By Patrick Rucker - Analysis
WASHINGTON (Reuters) - If anyone thinks the current U.S. housing downturn is bad now, things would get far worse if Fannie Mae or Freddie Mac to suddenly stop buying mortgages, a move that would drive up the costs of home loans and devastate the economy. Fannie Mae and Freddie Mac, the nation's two largest sources of mortgage finance respectively, recently reported combined losses of $3.5 billion. Borrowing costs have skyrocketed and investors have erased billions of dollars in each company's equity market capitalizations. Few think the two companies are likely to pull out of the housing market, even temporarily. However, if the stream of home loan failures were to force the companies to suspend new mortgage investments, the market for mortgage bonds would "freeze up," said Tom Sowanick, chief investment officer of Clearbrook Financial LLC in Princeton, New Jersey.
Already, the housing slowdown has subtracted about 1 percentage point from growth in inflation-adjusted gross domestic product so far this year. Taking Fannie Mae and Freddie Mac out of the home loan business would flatten the already listless real estate market, said Robert MacIntosh, chief economist with Eaton Vance Management in Boston. "It would be devastating," he said. "Why would anyone consider buying a house if the two biggest ultimate credit givers and lenders to the housing industry shut down?"
While Fannie Mae and Freddie Mac do not offer credit directly to borrowers, they do buy home loans and repackage them as investments for Wall Street. The companies also buy mortgages to hold in their money-making investment portfolios. Both steps make the market more liquid by taking long-term investments off a lender's books.

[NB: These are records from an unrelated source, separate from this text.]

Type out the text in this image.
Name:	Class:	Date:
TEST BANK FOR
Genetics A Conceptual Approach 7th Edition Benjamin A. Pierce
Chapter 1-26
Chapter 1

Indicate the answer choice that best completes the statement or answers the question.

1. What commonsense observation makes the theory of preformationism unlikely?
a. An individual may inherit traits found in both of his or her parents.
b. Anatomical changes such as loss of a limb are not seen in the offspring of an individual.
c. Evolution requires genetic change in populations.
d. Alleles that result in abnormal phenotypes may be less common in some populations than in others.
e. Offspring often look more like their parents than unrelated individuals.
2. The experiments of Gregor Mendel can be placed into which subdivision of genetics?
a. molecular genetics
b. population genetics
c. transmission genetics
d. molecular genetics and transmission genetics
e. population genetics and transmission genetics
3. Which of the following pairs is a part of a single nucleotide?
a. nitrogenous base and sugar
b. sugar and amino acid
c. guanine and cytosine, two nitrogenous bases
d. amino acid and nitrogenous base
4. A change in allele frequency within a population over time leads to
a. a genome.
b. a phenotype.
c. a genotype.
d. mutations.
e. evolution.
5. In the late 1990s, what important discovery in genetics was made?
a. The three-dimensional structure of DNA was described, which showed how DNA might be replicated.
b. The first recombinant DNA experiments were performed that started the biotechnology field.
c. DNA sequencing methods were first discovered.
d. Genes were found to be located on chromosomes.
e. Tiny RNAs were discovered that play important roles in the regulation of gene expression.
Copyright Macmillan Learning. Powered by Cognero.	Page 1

Fannie Mae and Freddie Mac own or guarantee a combined $4.8 trillion of U.S. home mortgage loans of more than 40 percent of the total outstanding. That size, in part, explains why Fannie Mae and Freddie Mac are likely to survive the current housing and credit downturns. Another factor is that these companies were relatively cautious during the recent housing boom and did not make big bets on the risky subprime market, which involves borrowers with damaged credit. While Fannie Mae and Freddie Mac expect the number of failing mortgages on their books to double, that still represents less than 0.12 percent of the home loans they guarantee for investors. And maybe most importantly, the companies benefit from their status as government-sponsored enterprises, which many investors treat as a guarantee of a federal bailout if either were to stumble.
Fannie and Freddie also have credit lines to the Treasury Department, which have never been tapped, fostering the perception that they are wards of Uncle Sam. The companies are simply so large and risk-averse that they set a standard for the industry that would be hard to replicate if they were to step away from the market, said Jim Vogel, who tracks the companies for FTN Financial in Memphis, Tennessee. "They are like the U.S. Treasury of the mortgage market," said Jim Vogel, who tracks the companies for FTN Financial in Memphis, Tennessee. "The general mortgage-backed security trades on the spread set in the Fannie and Freddie market."
If Fannie Mae and Freddie Mac were to step away from the mortgage investments, it would not only send the mortgage market into a devastating tailspin, but the broader market as well, which is why many observers say it simply will not happen.
"It would aggravate the liquidity crunch. The psychological impact would be huge. The GSEs have been seen as the backstop buyers for all types of mortgage paper," said Wan-Chong Kung, senior portfolio manager at FAF Advisors at Minneapolis. But most agree with MacIntosh when he says: "It would be devastating -- but I don't think that would happen at all, there is no chance of that." And any move away from the mortgage market would destroy their stock prices -- both of which are already trading at around 10-year lows. "Fannie Mae and Freddie stocks would collapse because there would be no growth prospects," for the companies, Sowanick added.
Dan Fuss, vice-chairman of Loomis Sayles, which manages $100 billion in fixed-income assets, said he doesn't believe Fannie and Freddie will stop buying mortgages. And he points out: "You need a public policy response to the housing crisis."